Antero Midstream Partners LP (AM) said late Monday that it would buy in to the largest natural gas liquids infrastructure system in the Appalachian Basin through a unique 50/50 joint venture with MarkWest Energy Partners LP.
AM said it expects to invest up to $800 million through 2020 as part of its ownership in the JV to support Antero Resources Corp.’s prolific wet gas position in West Virginia. AM has agreed to release its 195,000 gross acre processing dedication from Antero, increasing MPLX LP subsidiary MarkWest Energy’s Marcellus dedication from 167,000 gross acres to more than 360,000 acres. The additional dedicated acreage is in Tyler, Wetzel and Ritchie counties, WV.
MarkWest would contribute three processing facilities currently under construction at its 1.2 Bcf/d Sherwood Complex in Doddridge County, WV. Those would provide 600 MMcf/d of incremental capacity for Antero when they come online this year and next. The company said the JV could develop up to eight more processing facilities for Antero, both at the Sherwood Complex and at a new location in West Virginia.
The JV also would invest in 20,000 b/d of fractionation capacity at MarkWest’s 180,000 b/d Hopedale Complex in Harrison County, OH, with an option to invest in future expansions. MarkWest would continue to own and operate all processing, fractionation and related assets. AM said it would initially contribute $155 million for its share of the processing and fractionation assets. The company announced a public offering of more than 5 million common units to help fund borrowings under its revolving credit facility to pay for the venture and increased this year’s net income and cash flow guidance.
AM has previously indicated an interest in expanding its operations into processing in the basin. The move comes at a time when natural gas liquids drilling is again gaining interest in the basin as prices rebound.

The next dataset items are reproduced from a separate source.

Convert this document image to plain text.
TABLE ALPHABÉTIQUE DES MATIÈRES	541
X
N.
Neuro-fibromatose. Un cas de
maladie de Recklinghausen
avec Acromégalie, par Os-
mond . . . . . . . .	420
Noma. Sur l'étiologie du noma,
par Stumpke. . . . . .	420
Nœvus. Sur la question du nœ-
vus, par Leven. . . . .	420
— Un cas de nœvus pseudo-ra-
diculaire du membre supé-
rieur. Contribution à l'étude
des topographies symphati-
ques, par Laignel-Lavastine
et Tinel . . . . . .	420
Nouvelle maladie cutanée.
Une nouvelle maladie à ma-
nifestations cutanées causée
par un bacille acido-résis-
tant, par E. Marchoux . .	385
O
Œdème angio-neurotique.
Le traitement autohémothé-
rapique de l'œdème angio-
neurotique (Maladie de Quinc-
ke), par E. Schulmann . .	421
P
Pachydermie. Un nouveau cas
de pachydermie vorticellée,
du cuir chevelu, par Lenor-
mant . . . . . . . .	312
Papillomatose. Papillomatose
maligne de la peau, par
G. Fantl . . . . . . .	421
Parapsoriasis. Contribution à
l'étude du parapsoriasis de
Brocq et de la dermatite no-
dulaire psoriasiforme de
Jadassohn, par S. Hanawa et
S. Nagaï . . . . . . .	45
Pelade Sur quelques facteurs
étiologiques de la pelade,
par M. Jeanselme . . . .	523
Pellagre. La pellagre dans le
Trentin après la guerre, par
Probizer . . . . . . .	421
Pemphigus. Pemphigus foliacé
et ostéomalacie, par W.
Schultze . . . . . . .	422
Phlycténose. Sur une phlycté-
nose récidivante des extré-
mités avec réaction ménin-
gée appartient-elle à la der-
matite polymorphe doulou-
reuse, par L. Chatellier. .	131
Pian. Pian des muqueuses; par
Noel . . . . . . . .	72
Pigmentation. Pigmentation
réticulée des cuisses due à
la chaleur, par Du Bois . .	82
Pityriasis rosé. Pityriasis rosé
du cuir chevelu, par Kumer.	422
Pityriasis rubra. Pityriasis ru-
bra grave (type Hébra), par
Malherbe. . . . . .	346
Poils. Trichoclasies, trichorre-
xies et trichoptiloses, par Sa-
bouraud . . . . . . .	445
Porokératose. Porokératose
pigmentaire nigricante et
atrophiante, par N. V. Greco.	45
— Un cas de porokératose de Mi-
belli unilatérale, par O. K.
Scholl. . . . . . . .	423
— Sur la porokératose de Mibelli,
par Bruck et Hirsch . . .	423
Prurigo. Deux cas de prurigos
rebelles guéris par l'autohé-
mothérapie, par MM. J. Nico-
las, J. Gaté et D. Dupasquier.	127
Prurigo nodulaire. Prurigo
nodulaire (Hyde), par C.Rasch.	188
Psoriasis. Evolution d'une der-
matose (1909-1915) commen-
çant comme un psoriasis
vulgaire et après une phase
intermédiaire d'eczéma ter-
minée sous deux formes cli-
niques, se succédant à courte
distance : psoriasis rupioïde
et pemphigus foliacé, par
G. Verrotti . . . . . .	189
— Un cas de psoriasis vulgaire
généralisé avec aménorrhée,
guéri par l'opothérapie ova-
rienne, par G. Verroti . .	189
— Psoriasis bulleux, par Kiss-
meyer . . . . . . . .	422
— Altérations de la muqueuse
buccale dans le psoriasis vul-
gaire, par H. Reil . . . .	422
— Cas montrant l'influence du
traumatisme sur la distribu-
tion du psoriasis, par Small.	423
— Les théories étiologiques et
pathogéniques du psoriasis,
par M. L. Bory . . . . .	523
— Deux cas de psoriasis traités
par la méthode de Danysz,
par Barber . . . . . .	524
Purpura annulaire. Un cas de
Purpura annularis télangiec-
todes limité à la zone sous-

While other operators in the region shifted their sights during the downturn almost exclusively to dry gas, Antero’s approach was more balanced. It is infrastructure constrained in the dry Utica of Southeast Ohio and produced nearly 1.9 Bcfe/d in 3Q2016, more than a quarter of which was liquids.
The company has 624,000 acres and is a premiere operator in the basin. AM’s deal with MarkWest, which was founded in 2002 and has since grown to become the region’s largest processor and fractionator, not only builds on the companies’ current relationship, but leverages its acreage dedications and reflects Antero’s position, according to financial analysts.